A record-setting heat wave hit the Western United States last week in California, Nevada, Utah, Arizona, Texas and parts of Colorado. Some cities have hit their highest recorded temperature in over 100 years, such as Palm Springs, California, with 123 degrees.This “heat dome” is accompanied by a drought in parts of the West.
The heat wave and drought together create a vicious cycle, as dry soil means less heat is absorbed by it, which contributes to more heat that dries the soil even more. This further increases the risk for wildfires, which have hit a10-year record across the United States.
In Texas, record temperatures caused major power plants go offline. After the freezing winter storms in February caused rolling blackouts in the state, the precarious power grid is again on the verge of failure.
The dual threats of hard winters and summers highlight just some of the dangerous effects of climate disruption. The excess of greenhouse gases in the atmosphere causes global heating, but that does not mean temperatures are always high. Around the world, summers are getting hotter and the land is getting drier, but we are also seeing extremely cold winters. Climate change is causing violent fluctuations in weather. Both extremes – hot summers and cold winters – are a strain to the inadequate power grids in many states, and pose deadly risks to most residents.
What are the politicians and energy companies doing in response? They cut people’s power off and tell citizens to conserve energy at home – as if that is the problem. Since 2015 power failures have increased by more than 60 percent due to soaring temperatures. When grids fail or politicians shut off the power, they turn extreme weather into deadly events. Last February in Texas, an estimated 700 people died from lack of heat due to power outages. In the U.S., heat waves are the deadliest weather-related disaster. Death tolls from heat waves can be three times deadlier than from extreme cold.
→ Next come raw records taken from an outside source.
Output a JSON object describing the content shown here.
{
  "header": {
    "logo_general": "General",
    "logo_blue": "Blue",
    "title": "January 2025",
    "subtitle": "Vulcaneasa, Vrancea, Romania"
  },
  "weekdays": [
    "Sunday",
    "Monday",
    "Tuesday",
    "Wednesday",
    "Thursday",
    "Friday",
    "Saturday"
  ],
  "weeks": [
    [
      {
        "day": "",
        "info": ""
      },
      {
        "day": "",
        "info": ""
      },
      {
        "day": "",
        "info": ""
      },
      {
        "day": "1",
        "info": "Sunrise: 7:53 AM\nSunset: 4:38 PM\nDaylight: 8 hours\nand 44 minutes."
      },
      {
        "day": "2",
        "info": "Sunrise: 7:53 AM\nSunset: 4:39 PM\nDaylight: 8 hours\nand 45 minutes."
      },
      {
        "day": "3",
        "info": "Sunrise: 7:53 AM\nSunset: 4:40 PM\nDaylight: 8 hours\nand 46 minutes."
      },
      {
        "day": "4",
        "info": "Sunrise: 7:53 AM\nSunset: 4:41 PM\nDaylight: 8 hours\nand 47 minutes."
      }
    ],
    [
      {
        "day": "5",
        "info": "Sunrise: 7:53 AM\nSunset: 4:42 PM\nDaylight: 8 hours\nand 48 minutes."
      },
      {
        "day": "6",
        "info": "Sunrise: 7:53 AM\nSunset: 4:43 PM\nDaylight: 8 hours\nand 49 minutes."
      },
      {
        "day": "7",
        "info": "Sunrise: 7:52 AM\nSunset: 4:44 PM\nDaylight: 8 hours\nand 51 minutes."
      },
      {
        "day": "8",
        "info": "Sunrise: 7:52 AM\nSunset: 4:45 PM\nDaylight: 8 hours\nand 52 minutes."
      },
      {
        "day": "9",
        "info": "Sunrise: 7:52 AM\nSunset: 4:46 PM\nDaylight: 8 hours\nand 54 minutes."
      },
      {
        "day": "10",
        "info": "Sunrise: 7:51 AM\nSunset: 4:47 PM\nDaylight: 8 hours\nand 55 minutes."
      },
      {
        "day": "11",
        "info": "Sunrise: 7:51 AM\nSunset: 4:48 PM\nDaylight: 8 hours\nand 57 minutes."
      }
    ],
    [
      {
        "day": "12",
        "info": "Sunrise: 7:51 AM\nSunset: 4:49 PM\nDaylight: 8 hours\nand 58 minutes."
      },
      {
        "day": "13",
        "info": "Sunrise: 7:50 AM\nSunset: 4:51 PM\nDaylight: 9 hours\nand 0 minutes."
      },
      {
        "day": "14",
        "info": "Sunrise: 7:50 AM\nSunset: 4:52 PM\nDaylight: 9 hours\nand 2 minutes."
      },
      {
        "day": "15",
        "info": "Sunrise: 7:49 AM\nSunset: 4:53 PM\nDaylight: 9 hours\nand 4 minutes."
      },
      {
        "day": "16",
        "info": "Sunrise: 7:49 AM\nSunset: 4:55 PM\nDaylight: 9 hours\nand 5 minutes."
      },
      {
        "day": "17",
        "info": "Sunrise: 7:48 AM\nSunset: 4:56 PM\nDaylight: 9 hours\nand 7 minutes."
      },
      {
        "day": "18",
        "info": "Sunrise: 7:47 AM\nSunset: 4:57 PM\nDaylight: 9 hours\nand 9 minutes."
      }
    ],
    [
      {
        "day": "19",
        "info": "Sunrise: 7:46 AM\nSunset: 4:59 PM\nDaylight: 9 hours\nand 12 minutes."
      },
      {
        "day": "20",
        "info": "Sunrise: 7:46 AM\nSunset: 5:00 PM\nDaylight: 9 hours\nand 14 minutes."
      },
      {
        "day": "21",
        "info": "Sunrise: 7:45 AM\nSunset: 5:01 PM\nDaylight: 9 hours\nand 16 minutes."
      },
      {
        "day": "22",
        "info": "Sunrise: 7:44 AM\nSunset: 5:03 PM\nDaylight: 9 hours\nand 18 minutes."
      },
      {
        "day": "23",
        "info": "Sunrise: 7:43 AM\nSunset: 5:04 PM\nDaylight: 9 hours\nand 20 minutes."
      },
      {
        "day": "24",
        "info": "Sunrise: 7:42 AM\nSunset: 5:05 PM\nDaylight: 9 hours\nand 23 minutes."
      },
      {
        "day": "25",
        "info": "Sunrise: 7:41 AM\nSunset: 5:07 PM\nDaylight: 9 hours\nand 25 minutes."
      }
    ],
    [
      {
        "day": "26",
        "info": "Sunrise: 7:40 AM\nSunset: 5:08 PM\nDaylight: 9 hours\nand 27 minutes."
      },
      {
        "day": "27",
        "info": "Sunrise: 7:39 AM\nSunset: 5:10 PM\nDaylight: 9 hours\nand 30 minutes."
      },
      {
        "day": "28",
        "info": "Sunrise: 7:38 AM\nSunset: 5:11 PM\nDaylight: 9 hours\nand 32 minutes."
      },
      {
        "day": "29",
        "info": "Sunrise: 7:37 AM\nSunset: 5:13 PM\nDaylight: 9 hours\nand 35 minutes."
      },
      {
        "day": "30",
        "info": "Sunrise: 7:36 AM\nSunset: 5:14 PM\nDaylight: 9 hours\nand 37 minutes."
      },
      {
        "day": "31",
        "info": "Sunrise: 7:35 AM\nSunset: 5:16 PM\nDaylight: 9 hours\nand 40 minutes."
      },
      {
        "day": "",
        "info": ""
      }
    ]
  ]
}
And when extreme heat is combined with power outages, the death toll is even higher as air conditioners tend to be the only lifeline to get through the record heat. To make matters worse, as temperatures are breaking records, an estimated 10 million people could be facing eviction in the summer months as eviction moratoriums are expiring.
This is the usual logic of capitalism: the rulers botch things up, causing crisis after crisis, and then they shift the burden onto ordinary people. The rich can move around the world and protect themselves from the disasters they create. How long are we going to pay the price for their insane system?
The conclusion is clear: we cannot wait and hope for the capitalists and their politicians to fix this economy. For working people and the poor, the capitalist system is a death sentence.